In contrast, only 30 percent of Filipinos deem the Senate investigation to be “fair”.
Just as important, an overwhelming 90 percent of Filipinos said they are aware of the various lists of individuals reportedly involved in the scam even as only 44 percent admit knowing only a little about the issue.
And whether or not most or some of the names on the lists are believably involved in the scam is a question that drew a split opinion among Filipinos.
Almost the same percentages — 34 percent versus 30 percent — of Filipinos say that either most of the names included in the lists or only some of these names are believably involved in the pork barrel scam.
These are among the findings of the latest Ulat ng Bayan national survey that the creditable Pulse Asia Research, Inc. conducted from June 24 to July 2, 2014.
The nationwide survey is based on a sample of 1,200 representative adults 18 years old and above, with a ±3% percent error margin at the 95 percent confidence level.
Prof.
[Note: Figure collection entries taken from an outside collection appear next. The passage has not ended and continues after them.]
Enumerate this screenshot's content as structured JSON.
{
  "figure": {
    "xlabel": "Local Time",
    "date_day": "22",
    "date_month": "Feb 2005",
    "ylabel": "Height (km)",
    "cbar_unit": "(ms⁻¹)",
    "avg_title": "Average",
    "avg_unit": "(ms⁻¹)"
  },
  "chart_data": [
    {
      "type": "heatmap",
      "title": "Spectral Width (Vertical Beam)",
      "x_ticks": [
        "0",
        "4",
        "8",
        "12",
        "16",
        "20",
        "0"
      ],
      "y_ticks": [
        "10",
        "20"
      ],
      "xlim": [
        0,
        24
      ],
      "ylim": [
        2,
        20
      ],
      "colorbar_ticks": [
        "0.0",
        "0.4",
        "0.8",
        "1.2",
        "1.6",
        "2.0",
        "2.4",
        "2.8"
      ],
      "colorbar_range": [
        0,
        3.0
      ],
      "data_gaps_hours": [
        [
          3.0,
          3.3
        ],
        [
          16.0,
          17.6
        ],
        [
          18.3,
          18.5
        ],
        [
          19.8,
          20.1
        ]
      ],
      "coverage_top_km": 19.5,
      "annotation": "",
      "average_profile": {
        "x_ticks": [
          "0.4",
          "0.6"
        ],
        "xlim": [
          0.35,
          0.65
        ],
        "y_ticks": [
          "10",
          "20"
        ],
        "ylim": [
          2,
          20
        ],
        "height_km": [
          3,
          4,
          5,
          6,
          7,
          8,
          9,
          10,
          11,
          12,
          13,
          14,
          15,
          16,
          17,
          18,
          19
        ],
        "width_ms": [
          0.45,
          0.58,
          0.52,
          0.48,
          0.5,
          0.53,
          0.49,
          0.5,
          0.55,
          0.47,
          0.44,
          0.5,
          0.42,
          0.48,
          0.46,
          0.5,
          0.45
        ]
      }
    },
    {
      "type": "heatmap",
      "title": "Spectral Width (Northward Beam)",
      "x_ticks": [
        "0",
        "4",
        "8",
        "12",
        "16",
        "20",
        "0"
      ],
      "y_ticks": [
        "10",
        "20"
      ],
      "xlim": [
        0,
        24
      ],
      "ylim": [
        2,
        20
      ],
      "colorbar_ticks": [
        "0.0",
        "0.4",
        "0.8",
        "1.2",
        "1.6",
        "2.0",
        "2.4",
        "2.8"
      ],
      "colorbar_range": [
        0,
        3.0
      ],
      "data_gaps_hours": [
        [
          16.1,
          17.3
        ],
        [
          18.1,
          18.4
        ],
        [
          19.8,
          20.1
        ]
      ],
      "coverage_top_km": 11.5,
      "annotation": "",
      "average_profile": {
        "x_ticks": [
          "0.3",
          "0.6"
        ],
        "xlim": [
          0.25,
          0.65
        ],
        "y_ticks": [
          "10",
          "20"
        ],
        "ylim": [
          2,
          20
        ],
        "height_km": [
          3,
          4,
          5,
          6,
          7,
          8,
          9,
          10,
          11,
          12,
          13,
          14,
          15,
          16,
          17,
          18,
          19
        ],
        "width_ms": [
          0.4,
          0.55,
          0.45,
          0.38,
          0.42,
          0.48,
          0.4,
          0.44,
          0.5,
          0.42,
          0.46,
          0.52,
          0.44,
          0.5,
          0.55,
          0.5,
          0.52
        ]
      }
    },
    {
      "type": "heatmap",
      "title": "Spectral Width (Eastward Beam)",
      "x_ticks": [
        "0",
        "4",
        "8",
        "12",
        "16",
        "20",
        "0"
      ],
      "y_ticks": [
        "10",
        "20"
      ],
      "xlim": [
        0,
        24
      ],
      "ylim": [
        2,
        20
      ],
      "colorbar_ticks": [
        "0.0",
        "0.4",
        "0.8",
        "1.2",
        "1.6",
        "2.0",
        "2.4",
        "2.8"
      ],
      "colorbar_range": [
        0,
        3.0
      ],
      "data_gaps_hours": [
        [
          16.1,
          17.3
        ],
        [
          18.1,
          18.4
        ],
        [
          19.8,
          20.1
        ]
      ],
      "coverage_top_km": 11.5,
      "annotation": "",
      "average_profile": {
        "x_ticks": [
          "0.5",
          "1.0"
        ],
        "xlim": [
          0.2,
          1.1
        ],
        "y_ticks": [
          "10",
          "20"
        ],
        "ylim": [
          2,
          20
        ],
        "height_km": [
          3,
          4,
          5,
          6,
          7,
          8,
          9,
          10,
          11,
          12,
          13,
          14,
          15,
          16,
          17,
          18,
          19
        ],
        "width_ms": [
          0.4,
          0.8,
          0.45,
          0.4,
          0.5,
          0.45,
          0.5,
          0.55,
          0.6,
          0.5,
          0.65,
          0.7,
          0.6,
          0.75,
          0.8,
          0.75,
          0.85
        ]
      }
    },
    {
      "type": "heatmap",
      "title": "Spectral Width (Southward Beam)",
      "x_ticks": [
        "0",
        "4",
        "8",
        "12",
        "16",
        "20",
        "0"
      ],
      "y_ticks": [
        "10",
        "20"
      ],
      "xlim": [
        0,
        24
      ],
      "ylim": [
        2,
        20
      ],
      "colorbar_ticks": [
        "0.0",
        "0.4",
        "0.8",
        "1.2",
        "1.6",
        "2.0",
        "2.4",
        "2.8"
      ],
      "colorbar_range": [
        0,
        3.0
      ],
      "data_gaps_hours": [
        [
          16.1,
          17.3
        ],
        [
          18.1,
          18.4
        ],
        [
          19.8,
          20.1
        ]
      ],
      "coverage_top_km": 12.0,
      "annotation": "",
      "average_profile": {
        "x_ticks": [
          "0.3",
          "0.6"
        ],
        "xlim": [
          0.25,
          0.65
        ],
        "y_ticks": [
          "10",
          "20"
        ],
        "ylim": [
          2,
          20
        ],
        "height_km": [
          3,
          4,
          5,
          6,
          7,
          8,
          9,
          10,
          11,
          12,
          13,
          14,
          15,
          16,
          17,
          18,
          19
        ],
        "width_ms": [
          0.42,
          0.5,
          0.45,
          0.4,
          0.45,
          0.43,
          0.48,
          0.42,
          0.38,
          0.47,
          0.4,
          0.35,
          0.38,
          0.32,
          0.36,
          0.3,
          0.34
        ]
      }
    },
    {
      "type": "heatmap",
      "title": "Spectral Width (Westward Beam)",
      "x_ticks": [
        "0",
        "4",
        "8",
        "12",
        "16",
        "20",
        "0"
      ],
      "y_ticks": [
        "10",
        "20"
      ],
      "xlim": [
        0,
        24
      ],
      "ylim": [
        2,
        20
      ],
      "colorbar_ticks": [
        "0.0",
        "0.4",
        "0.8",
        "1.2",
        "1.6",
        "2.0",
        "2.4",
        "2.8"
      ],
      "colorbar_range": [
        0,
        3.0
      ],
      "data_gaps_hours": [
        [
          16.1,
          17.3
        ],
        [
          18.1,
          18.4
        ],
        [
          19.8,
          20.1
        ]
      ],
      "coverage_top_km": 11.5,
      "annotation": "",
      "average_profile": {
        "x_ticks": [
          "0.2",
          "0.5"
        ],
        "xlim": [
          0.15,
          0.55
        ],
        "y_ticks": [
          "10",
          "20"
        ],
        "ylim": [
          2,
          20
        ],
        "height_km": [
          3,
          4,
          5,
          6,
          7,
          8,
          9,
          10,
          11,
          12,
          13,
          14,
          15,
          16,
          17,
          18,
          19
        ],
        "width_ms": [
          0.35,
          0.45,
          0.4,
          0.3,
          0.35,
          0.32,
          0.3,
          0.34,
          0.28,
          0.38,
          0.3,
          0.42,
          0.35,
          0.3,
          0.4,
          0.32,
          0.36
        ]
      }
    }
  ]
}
Ronald D. Holmes, Pulse Asia president, in a press advisory said that the subnational estimates for each of the geographic areas covered in the survey (i.e., Metro Manila, the rest of Luzon, Visayas, and Mindanao) have a ±6 percent error margin, also at 95 percent confidence level.
The survey showed that nine in 10 Filipinos have “heard, read or watched something about the different lists” of lawmakers and other parties supposedly involved in the misuse of the Priority Development Assistance Fund (PDAF) or pork barrel.
Information about the lists had come from Janet Lim Napoles, the so-called “pork barrel scam queen”, as well as whistleblower Benhur Luy.
Pulse Asia said majority levels of awareness are recorded across geographic areas and socio-economic groupings (88% to 93% and 88% to 90%, respectively).
A high level of understanding or knowledge about the issue does not match this high level of awareness, however.
Pulse Asia said that “although most Filipinos report awareness of the issue, 44% of them say they know only a little about the matter — with big plurality to near majority figures being posted in Class ABC (44%), Class D (46%), the rest of Luzon (47%) and the Visayas (49%).”
In addition, “while 32% of Filipinos claim to have a sufficient amount of knowledge about the PDAF lists, 12% say that they have either a great deal of knowledge or no knowledge at all about the issue.”
According to Pulse Asia, a slight majority of the respondents judge the Senate investigation into the PDAF scam to be “not fair” because “only those not allied with the current administration are being investigated and charged.”
This sentiment prevailed among majorities of respondents in the rest of Luzon (55%), Metro Manila (61%), and Classes ABC and D (64% and 53%, respectively), Pulse Asia said.
It is a sentiment that also drew plurality opinion in Mindanao (46%), the Visayas (50%), and Class E (48%).
Only 30 percent of Filipinos see the investigation as fair, the survey said. “Levels of agreement with this view are generally constant across geographic areas and socio-economic classes (25% to 32% and 25% to 31%, respectively).”
Meanwhile, Pulse Asia said, “11% are ambivalent on the matter and 6% say they do not have sufficient knowledge to state an opinion about the fairness of the Senate’s PDAF scam investigation.”
Pulse Asia said its pool of academic fellows “takes full responsibility for the design and conduct of the survey, as well as for analyses it makes based on the survey data.”
“In keeping with our academic nature, no religious, political, economic, or partisan group influenced any of these processes,” it added.
Pulse Asia Research undertakes Ulat ng Bayan surveys on its own without any party singularly commissioning the research effort.